Last Updated on May 29, 2024 by Alarm New England

Keeping track of your employee turnover, stored inventory, employee information, and valuables in display cases can be tricky.

Each business owner has unique security needs that can easily be met by an access control system. But what exactly are the components of an access control system? In this overview, we will discuss this question in more detail.

Access Control System Hardware

Here is a brief guide to various access control system parts.

Key cards and fobs

One of the things that buildings have to replace quite often is keys. However, when you have an access control system in place, key cards or access cards take the place of keys. Key cards will not only save you money on key replacement costs but are also easier to store.

Key cards allow you to access your building or certain rooms in a building by simply scanning or swiping them through a reader. Because each card is uniquely encoded, you can determine what door it can access. Essentially, this means that some areas of your building can remain inaccessible if need be.

Key cards are normally no larger than a normal bank card, which means they can easily fit inside a wallet. You can disable a key card at any time. In other words, if you lost your card or it got stolen, you won’t need to worry about any unwelcome visitors being able to access your facility.

You can also get fobs or key cards that grant access based on proximity. These work using radio-frequency identification (RFID), and you simply need to hold up the card or fob to the reader to gain entry.

Key card readers

One of the most important parts of a door access control system is the card reader. This electronic device scans the entry cards to grant your access to a building or room. While there are several types of card readers, they are all programmed to read the unique code of an entry card.

Decide which type of card reader will work best for your business before investing in an access control system. Card readers normally attach to the door itself or can be mounted to the wall next to the door they control.

The more restricted areas you have, the more card readers you will need. The great thing about them is that you don’t have to enter a password to enter. You can simply swipe, scan, or insert your key card to enter the room.


If you prefer to not use entry cards to gain access to a building or restricted area, then keypads may be the perfect solution for you.

With a keypad, you don’t have to keep tabs on any access control parts. Instead of scanning an entry card, you can enter a passcode on a numeric keypad to enter a building or room.

However, it doesn’t have to be an either-or situation. You can use both card readers and keypads in your access control system.

Keypads act as an extra layer of security. You can use both a card reader and a keypad at the same door if need be.

Biometric readers

Keyless access systems

If you don’t want to carry around a key card or remember a pin code, then you could opt for a keyless system or smart lock. This can function using your smartphone. The reader uses Bluetooth to communicate with your phone and grant access via an app.

Keyless systems are convenient and secure as you need to have the right credentials on your phone in order to gain access.

Locking components

Every door needs a lock. With access control systems, this lock is electronic so that it functions alongside the card reader or keypad to lock or unlock the doors when access is granted to a building or a room.

There is more than one type of electronic hardware available, such as electromagnetic locks or electric strikes. The electric lock hardware you install will be dependent on the type of door.
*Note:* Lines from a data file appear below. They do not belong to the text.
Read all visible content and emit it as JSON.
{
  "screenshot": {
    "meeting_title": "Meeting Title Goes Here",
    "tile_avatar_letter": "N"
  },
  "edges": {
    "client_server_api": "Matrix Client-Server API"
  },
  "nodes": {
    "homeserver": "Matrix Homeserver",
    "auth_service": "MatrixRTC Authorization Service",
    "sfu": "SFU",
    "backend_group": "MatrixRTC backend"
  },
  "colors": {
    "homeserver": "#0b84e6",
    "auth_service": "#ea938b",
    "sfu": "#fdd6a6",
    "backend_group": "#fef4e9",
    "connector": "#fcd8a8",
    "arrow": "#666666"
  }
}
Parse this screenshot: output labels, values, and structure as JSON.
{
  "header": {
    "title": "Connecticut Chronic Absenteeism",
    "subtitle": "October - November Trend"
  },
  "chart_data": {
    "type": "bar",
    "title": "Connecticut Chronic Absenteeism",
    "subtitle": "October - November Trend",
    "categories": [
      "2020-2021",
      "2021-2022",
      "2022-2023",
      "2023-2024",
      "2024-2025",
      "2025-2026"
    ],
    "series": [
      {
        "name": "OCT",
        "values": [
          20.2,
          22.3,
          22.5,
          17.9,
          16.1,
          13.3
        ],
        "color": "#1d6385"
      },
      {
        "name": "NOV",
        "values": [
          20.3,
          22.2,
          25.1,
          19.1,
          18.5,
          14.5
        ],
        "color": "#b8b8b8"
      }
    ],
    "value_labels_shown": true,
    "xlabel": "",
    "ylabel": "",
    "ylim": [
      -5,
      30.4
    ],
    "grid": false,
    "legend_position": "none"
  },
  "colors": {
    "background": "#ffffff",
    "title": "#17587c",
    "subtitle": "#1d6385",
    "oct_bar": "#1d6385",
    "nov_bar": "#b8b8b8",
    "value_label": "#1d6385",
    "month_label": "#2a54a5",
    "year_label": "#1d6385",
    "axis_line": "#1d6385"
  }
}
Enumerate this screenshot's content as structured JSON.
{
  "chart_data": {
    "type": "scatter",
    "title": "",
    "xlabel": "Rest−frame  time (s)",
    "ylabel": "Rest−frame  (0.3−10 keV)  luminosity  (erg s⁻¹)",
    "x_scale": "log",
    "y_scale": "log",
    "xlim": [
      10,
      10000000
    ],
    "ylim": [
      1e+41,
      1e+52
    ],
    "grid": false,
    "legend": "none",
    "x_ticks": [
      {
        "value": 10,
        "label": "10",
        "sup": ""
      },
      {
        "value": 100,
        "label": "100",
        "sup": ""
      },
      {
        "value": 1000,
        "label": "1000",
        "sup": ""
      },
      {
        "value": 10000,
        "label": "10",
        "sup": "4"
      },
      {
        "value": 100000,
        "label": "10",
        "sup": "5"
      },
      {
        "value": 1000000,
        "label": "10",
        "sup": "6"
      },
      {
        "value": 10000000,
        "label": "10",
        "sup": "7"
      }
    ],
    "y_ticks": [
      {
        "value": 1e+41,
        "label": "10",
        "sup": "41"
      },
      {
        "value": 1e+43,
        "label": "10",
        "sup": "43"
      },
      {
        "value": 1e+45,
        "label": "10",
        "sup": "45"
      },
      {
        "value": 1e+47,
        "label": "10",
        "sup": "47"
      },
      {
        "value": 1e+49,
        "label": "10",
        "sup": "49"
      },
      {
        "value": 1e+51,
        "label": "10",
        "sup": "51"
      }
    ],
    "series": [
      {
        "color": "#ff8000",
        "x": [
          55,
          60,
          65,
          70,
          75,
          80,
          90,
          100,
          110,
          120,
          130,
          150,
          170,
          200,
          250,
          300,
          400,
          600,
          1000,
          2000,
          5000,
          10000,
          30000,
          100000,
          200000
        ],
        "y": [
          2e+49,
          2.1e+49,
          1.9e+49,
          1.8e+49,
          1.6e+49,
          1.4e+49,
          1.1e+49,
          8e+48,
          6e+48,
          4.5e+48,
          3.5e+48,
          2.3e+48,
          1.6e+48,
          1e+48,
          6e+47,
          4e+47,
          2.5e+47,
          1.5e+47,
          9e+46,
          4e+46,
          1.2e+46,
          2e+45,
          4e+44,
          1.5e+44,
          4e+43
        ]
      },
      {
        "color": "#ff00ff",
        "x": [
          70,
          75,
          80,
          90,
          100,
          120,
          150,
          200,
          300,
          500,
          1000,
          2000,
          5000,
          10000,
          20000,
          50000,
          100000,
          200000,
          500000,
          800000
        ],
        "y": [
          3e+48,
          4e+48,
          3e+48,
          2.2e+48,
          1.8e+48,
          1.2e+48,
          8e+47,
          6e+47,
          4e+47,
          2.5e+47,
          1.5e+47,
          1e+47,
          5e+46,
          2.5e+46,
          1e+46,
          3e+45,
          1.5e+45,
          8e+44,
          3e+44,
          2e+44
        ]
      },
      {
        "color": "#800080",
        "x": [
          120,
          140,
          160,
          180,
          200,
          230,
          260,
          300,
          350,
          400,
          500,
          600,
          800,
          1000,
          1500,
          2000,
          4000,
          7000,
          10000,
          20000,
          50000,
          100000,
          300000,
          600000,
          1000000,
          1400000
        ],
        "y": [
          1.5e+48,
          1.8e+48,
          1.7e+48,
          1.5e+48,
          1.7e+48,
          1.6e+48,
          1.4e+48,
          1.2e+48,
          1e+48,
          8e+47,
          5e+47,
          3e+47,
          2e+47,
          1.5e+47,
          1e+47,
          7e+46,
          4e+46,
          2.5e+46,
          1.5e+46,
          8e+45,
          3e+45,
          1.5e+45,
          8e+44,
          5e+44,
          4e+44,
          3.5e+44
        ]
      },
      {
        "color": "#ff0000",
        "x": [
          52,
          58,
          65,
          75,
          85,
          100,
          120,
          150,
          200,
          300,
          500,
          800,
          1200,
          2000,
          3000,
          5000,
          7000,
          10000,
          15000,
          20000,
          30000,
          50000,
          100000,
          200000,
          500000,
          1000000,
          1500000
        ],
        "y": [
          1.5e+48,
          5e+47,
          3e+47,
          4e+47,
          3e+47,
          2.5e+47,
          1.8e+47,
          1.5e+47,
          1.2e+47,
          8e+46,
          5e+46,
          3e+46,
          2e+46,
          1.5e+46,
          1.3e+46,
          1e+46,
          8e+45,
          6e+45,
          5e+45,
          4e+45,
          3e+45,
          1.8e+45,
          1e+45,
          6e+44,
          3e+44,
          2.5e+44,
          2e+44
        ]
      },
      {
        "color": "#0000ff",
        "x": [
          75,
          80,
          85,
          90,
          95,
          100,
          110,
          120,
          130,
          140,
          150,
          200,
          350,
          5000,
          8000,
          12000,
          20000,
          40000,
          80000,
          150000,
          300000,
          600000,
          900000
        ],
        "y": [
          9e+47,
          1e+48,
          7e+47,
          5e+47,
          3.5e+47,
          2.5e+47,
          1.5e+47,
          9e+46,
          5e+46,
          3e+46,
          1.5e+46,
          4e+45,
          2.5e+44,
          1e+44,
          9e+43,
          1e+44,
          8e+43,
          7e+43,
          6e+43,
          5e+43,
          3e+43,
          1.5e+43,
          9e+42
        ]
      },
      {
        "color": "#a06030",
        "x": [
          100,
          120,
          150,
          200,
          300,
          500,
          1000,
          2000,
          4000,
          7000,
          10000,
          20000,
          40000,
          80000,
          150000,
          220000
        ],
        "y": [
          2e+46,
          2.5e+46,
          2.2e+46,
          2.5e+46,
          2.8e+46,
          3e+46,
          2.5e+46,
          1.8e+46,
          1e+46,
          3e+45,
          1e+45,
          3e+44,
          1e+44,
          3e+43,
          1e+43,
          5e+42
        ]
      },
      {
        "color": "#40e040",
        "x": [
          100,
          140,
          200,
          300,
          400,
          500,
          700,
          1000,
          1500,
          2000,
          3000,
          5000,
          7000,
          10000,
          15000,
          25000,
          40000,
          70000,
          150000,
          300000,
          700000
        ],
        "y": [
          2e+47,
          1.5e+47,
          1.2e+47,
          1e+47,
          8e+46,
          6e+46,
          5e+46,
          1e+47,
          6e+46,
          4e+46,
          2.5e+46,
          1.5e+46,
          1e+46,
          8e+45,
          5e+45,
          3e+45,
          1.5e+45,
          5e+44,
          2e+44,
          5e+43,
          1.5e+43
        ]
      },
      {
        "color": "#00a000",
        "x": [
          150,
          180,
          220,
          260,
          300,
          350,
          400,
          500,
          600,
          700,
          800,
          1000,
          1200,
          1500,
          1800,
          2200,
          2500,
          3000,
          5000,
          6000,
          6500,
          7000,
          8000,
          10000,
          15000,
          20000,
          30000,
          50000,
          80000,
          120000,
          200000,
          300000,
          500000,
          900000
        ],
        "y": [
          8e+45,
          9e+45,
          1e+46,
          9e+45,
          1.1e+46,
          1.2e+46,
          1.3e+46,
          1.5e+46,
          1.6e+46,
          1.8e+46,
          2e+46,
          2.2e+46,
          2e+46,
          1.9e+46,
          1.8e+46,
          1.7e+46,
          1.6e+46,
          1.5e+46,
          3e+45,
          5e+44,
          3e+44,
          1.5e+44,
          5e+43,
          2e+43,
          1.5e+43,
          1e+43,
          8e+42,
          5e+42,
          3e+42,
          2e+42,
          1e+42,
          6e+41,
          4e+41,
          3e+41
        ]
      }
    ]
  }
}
Electric lock hardware allows you to freely exit the building whenever you need to. This means that in case of an emergency, you can unlock all doors instantaneously, ensuring that everyone will be able to get to safety and not be hindered by your access control system hardware.

Field control panels

Field control panels are the parts of door access control systems that help connect all elements together via a control panel. These panels are responsible for processing and relaying access control activity throughout the entire building to the access control software.

If you have a relatively large building with lots of access control activity, then you will need more panels. If you have a smaller location, then you may need to install only a couple of panels.

These panels are typically installed via electrical, communication, or telephone closets.


To ensure the safety of staff or customers, access control systems often connect to fire or intrusion alarms. This helps your entire business security system to work in unison should an emergency occur.

If a fire breaks out or an unauthorized person attempts to access doors that are controlled by electric lock hardware, your access control system can sound an alarm.